4. Amendment. You may ask us to amend your health information if you believe it is incorrect or incomplete, and you may request an amendment for as long as the if information is kept by or for our practice. A written request must be submitted including the reason that supports your request or our practice will deny your request. Also, we may deny your request if you ask us to amend information that is in our opinion:

(a) accurate and complete;

(b) not part of the PHI kept by or for the practice;

(c) not part of the PHI which you would be permitted to inspect and copy; or

(d) not created by our practice, unless the individual or entity that created the information is not available to amend the information.

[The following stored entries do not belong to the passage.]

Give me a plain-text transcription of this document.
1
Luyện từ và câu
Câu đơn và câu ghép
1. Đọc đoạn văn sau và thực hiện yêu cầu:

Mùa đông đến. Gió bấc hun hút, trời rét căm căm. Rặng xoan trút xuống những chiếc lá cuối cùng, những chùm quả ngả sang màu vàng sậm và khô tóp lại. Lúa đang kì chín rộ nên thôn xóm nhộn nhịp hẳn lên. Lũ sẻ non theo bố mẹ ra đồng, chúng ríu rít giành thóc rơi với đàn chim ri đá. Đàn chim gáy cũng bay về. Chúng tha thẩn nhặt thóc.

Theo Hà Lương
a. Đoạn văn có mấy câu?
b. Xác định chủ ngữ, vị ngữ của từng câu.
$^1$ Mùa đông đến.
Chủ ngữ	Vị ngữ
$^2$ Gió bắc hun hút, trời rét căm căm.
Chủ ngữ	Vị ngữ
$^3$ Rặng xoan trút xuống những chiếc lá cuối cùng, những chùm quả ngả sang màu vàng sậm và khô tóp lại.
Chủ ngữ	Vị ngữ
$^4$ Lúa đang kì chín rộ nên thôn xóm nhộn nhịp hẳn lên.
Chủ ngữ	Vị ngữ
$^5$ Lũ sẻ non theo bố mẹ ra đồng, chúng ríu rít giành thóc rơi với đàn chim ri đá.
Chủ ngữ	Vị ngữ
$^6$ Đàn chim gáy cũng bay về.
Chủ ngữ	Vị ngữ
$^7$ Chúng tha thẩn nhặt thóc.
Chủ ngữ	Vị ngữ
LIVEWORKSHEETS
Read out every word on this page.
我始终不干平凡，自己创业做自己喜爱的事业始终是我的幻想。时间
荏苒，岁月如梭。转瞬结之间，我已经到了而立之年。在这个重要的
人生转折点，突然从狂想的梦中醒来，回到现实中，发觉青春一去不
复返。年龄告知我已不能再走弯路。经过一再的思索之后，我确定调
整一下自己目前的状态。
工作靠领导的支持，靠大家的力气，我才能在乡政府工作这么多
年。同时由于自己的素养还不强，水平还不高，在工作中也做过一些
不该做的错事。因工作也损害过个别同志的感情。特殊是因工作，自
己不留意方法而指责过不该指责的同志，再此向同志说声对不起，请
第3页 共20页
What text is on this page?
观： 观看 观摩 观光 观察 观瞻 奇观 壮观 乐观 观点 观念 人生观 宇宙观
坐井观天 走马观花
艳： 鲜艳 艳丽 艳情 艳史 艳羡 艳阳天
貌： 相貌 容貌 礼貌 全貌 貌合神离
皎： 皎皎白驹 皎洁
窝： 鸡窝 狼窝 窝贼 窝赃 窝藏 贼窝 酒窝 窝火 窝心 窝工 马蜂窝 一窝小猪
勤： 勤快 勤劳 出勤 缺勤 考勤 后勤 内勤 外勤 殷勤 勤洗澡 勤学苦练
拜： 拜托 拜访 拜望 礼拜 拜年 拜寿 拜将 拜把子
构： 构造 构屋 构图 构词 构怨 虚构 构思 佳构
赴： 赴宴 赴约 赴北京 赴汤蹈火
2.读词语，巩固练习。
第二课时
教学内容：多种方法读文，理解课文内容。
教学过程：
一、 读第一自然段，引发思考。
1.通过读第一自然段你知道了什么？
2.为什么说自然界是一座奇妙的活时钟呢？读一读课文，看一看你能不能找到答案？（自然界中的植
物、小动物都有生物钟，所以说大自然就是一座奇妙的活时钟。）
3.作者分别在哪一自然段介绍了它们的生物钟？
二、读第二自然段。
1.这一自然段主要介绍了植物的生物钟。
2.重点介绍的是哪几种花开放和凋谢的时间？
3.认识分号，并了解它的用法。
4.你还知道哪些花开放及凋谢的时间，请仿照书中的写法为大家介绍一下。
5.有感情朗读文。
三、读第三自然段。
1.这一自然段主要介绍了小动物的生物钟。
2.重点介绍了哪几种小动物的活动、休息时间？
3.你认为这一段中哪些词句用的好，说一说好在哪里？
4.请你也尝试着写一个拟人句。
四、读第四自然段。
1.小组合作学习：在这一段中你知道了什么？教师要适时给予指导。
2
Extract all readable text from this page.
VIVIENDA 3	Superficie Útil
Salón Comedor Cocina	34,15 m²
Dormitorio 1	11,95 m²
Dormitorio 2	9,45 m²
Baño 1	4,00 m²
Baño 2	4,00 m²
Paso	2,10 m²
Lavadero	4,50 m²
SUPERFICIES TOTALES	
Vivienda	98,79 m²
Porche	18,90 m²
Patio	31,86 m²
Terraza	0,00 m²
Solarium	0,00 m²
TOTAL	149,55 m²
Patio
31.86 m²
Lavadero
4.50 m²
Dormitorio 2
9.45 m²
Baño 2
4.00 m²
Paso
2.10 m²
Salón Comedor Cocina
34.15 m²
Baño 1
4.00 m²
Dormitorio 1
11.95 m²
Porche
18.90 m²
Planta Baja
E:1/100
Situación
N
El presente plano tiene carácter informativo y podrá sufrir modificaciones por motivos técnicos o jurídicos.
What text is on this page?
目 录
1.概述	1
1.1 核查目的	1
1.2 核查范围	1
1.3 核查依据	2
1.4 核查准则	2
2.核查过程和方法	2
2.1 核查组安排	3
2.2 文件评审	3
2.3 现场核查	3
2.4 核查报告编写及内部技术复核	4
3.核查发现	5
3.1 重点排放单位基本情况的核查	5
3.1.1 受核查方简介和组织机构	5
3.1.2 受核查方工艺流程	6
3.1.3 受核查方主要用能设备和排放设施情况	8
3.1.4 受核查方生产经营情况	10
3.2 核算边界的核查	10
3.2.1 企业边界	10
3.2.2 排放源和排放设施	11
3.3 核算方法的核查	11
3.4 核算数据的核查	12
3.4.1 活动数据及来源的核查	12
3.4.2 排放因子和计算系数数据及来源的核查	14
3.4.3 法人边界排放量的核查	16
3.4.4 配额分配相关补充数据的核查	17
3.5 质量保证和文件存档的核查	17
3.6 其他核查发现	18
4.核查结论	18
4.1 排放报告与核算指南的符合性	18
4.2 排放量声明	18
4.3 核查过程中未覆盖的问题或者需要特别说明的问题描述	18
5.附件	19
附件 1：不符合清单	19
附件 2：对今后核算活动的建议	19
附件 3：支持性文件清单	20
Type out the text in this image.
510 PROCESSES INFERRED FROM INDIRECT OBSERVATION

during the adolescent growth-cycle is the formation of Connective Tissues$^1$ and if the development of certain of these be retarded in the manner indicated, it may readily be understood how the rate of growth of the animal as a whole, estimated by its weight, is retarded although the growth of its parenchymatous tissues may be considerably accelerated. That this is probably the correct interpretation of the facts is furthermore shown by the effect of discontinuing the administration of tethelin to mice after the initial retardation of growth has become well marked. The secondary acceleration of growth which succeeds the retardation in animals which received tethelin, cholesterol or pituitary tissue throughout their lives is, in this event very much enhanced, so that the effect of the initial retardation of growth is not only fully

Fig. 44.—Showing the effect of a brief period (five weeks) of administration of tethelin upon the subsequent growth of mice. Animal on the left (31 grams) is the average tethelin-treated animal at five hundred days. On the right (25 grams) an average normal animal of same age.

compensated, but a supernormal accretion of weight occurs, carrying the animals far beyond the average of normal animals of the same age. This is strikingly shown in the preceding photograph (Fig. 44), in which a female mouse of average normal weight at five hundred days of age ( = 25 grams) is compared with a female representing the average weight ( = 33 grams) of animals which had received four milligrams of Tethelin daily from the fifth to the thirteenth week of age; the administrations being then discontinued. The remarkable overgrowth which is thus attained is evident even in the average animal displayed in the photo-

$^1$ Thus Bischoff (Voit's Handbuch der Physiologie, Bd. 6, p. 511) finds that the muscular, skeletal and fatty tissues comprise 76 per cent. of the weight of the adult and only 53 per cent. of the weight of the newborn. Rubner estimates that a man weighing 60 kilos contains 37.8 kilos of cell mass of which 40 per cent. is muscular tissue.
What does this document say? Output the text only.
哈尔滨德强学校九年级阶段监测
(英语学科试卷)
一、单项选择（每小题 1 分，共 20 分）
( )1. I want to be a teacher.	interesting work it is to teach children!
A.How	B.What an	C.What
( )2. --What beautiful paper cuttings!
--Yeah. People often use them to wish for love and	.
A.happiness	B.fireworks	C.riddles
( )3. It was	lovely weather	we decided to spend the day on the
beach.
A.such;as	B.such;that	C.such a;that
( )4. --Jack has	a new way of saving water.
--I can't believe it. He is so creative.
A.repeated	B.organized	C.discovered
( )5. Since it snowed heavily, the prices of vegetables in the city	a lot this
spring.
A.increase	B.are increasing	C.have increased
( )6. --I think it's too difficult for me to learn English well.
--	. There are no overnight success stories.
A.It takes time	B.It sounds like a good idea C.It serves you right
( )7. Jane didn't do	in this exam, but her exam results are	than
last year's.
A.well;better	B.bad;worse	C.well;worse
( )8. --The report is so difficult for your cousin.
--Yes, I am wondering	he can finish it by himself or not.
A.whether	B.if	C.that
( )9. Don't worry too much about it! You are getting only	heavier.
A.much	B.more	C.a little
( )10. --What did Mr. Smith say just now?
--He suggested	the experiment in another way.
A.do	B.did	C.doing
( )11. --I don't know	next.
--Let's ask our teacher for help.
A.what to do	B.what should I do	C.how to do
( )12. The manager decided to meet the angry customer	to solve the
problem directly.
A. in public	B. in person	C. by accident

5. Accounting of Disclosures. All of our patients have the right to request an ‘accounting of disclosures”. An “accounting of disclosures” is a list of certain non-routine disclosures our practice has made of your PHI for non-treatment or operations purposes. Use of your PHI as part of the routine patient care in our practice is not required to be documented. For example, the doctor sharing information with the nurse; or the billing department using your information to file your insurance claim. All requests for an “accounting of disclosures” must be submitted in writing and must state a time period, which may not be longer than six (6) years form the date of disclosure and may not include dates before April 14, 2003. The first list you request within a 12-month period is free of charge, but our practice will charge you for additional lists with the same 12- month period. Our practice will notify you of the costs involved with additional requests, and you may withdraw your request before you incur any costs.

6. Right to a Paper Copy of this Notice. You are entitled to receive a paper copy of our notice of privacy practices. You may ask us to give you a copy of this notice at any time.  To download a copy in PDF format click  Notice of Privacy Practices

7. Right to File a Complaint. If you believe your privacy rights have been violated, you may file a complaint with our practice or with the Secretary of the Department of Health and Human Services. All complaints must be submitted in writing. You will not be penalized for filing a complaint.

8. Right to Provide an Authorization for Other Uses and Disclosures. Our practice will obtain your written authorization for uses and disclosures that are not identified by this notice or permitted by applicable law. Any authorization you provide to us regarding the use and disclosure of your PHI may be revoked at any time in writing. After you revoke your authorization, we will no longer use or disclose your PHI for the reasons described in the authorization. Please note: we are required to retain records of your care.

Please submit all requests in writing to our Medical Records Department, at

Paul Benson D.O., P.C., 2327 Coolidge Highway, Berkley, MI, 48072.